The experience of the first of the series Rock and a Hard Place at the Mills Concert Hall on Sept. 8 was at once ethereal and grounding, improvisational and constructed. If music could be considered a spiritual link to God, the most talented of musicians become holy men, translating God’s presence for the listening audience. The connection the audience feels to the spiritual presence depends on the talent of each holy man or woman. Judging by the mix of ages in the crowd and their reactions to each set, some were more able and willing than others to give and receive from these particular transcendent musical scholars.

Grey heads bobbed and swayed to the first two sets, the duet of Yuka Honda and Fred Frith and the a cappella trio of Charming Hostess, while sweatshirt clad students sat motionless as if they didn’t know how to get up and leave. Most stuck it out until the end of the second set, but was it difficult to herd everyone back into the hall for the final performance. For those who remained, it was hard to ignore the audience as they trickled back out after experiencing mere moments of eRikm’s noise-art.

The show began with a duet between Yuka Honda and Fred Frith. Honda, a multi-instrumentalist well known for co-founding the band Cibo Matto, has collaborated with a diverse assortment of musicians. Frith is a veteran songwriter, composer and multi-instrumentalist and as Professor of Composition at Mills, specializes on improvisation. While their set definitely had improvisational elements, shown by the Frith’s dropping necklaces into round tins precariously laid on the strings of an electric guitar, the performance maintained a clear focus from beginning to end.

As a listener, one had to pay attention to the story unfolding through the length of the set. The sounds were at once familiar and exotic, beginning with a feeling of galactic noise traveling through space on a faint radio signal. As the set progressed, the feeling of directed travel unfolded, tribal and rhythmic, with a gradual introduction to what felt like an ancient traditional melody. The sounds of industry whispered like birds until eventually the exterior noises fell away leaving only the peace of the melody. The story has traveled away from the city, and deep into the quiet core of being. Honda and Frith made their audience work to find entrance into the story, making it all the more rewarding to have listened and connected.

Second to play was Charming Hostess, an a cappella trio of women, and one only occasionally accompanying man. The brainchild, in a very literal sense, of Jewlia Eisenberg, this trio is “intensely physical” using a full range of women’s bodily noises such as beat-boxing, handclapping, heartbeats, sex-breath sounds and even spoon percussion.

The three, Eisenberg, Cynthia Taylor and Jess Ivry engage an intellectual history of war and communism with a vocal history of music. They look for larger concepts of how people relate to one another “through humor or sexuality or spirituality.” They introduced many of their songs with translations such as “communism, but sexy” and more seriously, “tragedies exist but are too large for the heart.” They expertly transformed these ideas into upbeat wanderings through passion. The conversation between each song was as enjoyable if not more so than the songs, which were succinct and stunning.

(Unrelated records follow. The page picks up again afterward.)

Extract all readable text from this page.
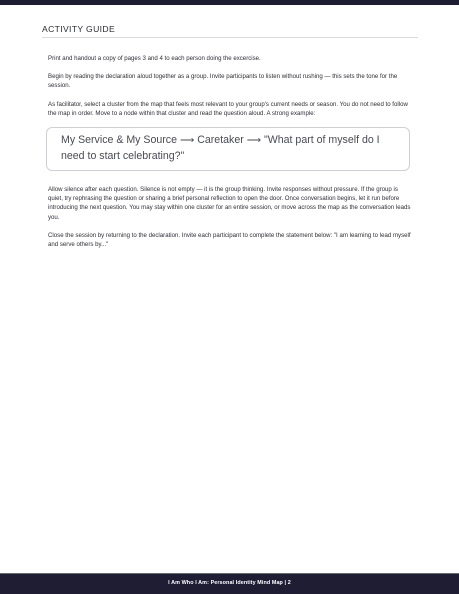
ACTIVITY GUIDE

Print and handout a copy of pages 3 and 4 to each person doing the excercise.

Begin by reading the declaration aloud together as a group. Invite participants to listen without rushing — this sets the tone for the session.

As facilitator, select a cluster from the map that feels most relevant to your group's current needs or season. You do not need to follow the map in order. Move to a node within that cluster and read the question aloud. A strong example:

My Service & My Source ⟶ Caretaker ⟶ "What part of myself do I need to start celebrating?"

Allow silence after each question. Silence is not empty — it is the group thinking. Invite responses without pressure. If the group is quiet, try rephrasing the question or sharing a brief personal reflection to open the door. Once conversation begins, let it run before introducing the next question. You may stay within one cluster for an entire session, or move across the map as the conversation leads you.

Close the session by returning to the declaration. Invite each participant to complete the statement below: "I am learning to lead myself and serve others by..."

I Am Who I Am: Personal Identity Mind Map | 2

Most of the audience must have either turned into pumpkins after the elation of Charming Hostess’s set or they knew what was to come, because over half of the audience disappeared before the third act.
French turntable master eRikm described his aim as approaching a subtle abstraction while weaving an easy to follow music without excluding his listener, yet his performance remained enclosed and un-enterable to those less experienced with his craft. He remains aloft in an elitist talent that the average person may find intimidating. A determined dance accompanied the manipulation of his electronic table of instruments, leading one to believe that he is the embodiment of man meets machine, lost in his own consciousness without his audience.

Although I was one of the ones to leave within the first ten minutes of eRikm’s noisy set, the first Rock and a Hard Place show was definitely an exciting and successful showcase of talent. Look for the next one and expand your mind.